Every prefix has 2 ** 24 entries in it, or 16 777 216 (about 16 million if you are conservate, or 17 million if you are optimistic), making there 1.4 billion Apple MAC addresses in the world. That number is not the number of Apple devices, since you need one per network interface: Ethernet, wireless or Bluetooth.
But the other number of Cisco is much more impressive: 8 438 939 648 MAC addresses. More than the next five in the list together.
Unfortunately the list of prefixes does not contain any assignment dates, it would have been interested to see what happened when LANs based on switching instead of hubs became the norm (and thus Cisco when Cisco started to sell their switches) and when mobile devices like the iPhone became popular, it would have boosted the allocation rate by Apple for sure.
MAC prefix exhaustion?
Unlike other technologies, and IPv4 comes in mind here, the MAC address prefix pool is pretty much unlimited but also only slowly being touched: There are 2 ** 22 or 4 194 304 prefixes. The number is 22, not 24 because two bits in the first byte of the prefix are used to determine if the MAC address is globally unique one or a special one.
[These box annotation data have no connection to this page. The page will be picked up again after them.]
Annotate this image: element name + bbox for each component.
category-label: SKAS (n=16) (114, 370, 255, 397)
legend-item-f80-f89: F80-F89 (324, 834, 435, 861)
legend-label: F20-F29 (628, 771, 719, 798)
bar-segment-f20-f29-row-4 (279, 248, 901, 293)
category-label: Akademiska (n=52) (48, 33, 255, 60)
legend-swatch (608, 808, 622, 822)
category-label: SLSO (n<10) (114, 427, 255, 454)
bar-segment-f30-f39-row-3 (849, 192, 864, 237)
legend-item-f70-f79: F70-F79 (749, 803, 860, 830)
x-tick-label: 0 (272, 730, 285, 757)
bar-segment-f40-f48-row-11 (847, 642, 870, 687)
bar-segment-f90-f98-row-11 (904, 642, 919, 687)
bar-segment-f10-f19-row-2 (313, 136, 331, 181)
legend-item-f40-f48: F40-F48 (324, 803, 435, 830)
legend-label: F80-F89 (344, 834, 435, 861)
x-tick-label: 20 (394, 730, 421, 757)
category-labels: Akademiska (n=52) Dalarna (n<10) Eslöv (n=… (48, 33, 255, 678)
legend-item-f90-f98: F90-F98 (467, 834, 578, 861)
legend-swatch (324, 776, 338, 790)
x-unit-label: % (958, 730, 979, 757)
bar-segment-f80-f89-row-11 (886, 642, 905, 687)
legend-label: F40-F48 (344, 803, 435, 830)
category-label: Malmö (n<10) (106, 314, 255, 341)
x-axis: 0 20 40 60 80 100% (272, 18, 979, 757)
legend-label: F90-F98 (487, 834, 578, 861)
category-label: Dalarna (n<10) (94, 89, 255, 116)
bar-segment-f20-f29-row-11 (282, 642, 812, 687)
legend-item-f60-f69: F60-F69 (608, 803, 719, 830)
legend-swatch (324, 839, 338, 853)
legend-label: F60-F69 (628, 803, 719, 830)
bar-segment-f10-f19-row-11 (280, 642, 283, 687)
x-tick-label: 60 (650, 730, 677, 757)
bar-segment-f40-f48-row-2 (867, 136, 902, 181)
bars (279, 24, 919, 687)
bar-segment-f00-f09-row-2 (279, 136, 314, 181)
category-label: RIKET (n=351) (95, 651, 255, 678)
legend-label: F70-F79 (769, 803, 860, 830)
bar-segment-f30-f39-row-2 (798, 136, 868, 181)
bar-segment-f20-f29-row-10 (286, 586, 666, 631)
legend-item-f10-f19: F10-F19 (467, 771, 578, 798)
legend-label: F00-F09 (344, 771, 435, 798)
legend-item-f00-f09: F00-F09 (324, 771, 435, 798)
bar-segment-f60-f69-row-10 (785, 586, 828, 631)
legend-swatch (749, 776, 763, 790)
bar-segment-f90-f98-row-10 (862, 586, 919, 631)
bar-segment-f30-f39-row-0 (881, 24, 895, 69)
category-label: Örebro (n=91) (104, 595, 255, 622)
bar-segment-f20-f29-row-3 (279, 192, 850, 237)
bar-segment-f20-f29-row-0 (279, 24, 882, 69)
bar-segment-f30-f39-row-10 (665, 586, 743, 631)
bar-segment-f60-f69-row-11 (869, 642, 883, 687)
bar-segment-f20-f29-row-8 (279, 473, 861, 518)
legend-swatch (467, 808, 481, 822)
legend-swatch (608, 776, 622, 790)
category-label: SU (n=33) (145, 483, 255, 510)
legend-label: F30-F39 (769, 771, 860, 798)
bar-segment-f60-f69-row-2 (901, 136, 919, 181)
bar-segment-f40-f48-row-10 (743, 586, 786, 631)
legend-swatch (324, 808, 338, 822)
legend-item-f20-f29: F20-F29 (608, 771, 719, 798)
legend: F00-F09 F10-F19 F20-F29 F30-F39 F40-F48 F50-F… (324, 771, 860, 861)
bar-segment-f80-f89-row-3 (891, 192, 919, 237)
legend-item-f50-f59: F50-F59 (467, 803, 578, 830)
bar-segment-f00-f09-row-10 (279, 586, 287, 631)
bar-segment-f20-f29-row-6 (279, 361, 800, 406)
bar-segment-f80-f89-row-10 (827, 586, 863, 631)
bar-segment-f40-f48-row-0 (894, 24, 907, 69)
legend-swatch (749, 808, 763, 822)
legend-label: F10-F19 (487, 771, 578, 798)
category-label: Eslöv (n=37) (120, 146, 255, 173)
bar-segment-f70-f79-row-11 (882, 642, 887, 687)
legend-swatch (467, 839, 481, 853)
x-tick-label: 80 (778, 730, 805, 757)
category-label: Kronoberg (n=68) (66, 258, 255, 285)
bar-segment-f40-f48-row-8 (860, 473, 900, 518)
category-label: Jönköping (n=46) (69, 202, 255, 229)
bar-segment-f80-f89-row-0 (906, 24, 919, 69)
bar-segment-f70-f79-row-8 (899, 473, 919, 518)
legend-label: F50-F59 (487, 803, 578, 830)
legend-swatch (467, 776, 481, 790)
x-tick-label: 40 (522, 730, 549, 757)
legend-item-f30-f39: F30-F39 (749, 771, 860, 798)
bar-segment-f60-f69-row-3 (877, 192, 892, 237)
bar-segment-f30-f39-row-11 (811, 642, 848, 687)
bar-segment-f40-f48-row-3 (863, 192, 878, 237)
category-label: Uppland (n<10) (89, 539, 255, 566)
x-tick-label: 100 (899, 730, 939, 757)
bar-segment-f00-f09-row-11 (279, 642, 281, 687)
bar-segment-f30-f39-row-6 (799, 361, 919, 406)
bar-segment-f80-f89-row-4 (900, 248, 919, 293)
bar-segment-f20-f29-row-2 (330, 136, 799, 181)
And right now, a good 35 years after the invention of Ethernet and Tokenring there are not even 19 thousand used.
The other causes are of the more strict rules the IEEE handles: You get a single prefix and don't get more until you have informed us officially that you have used 95% of them, and of course that you actually need to produce (and sell) something which uses a MAC address.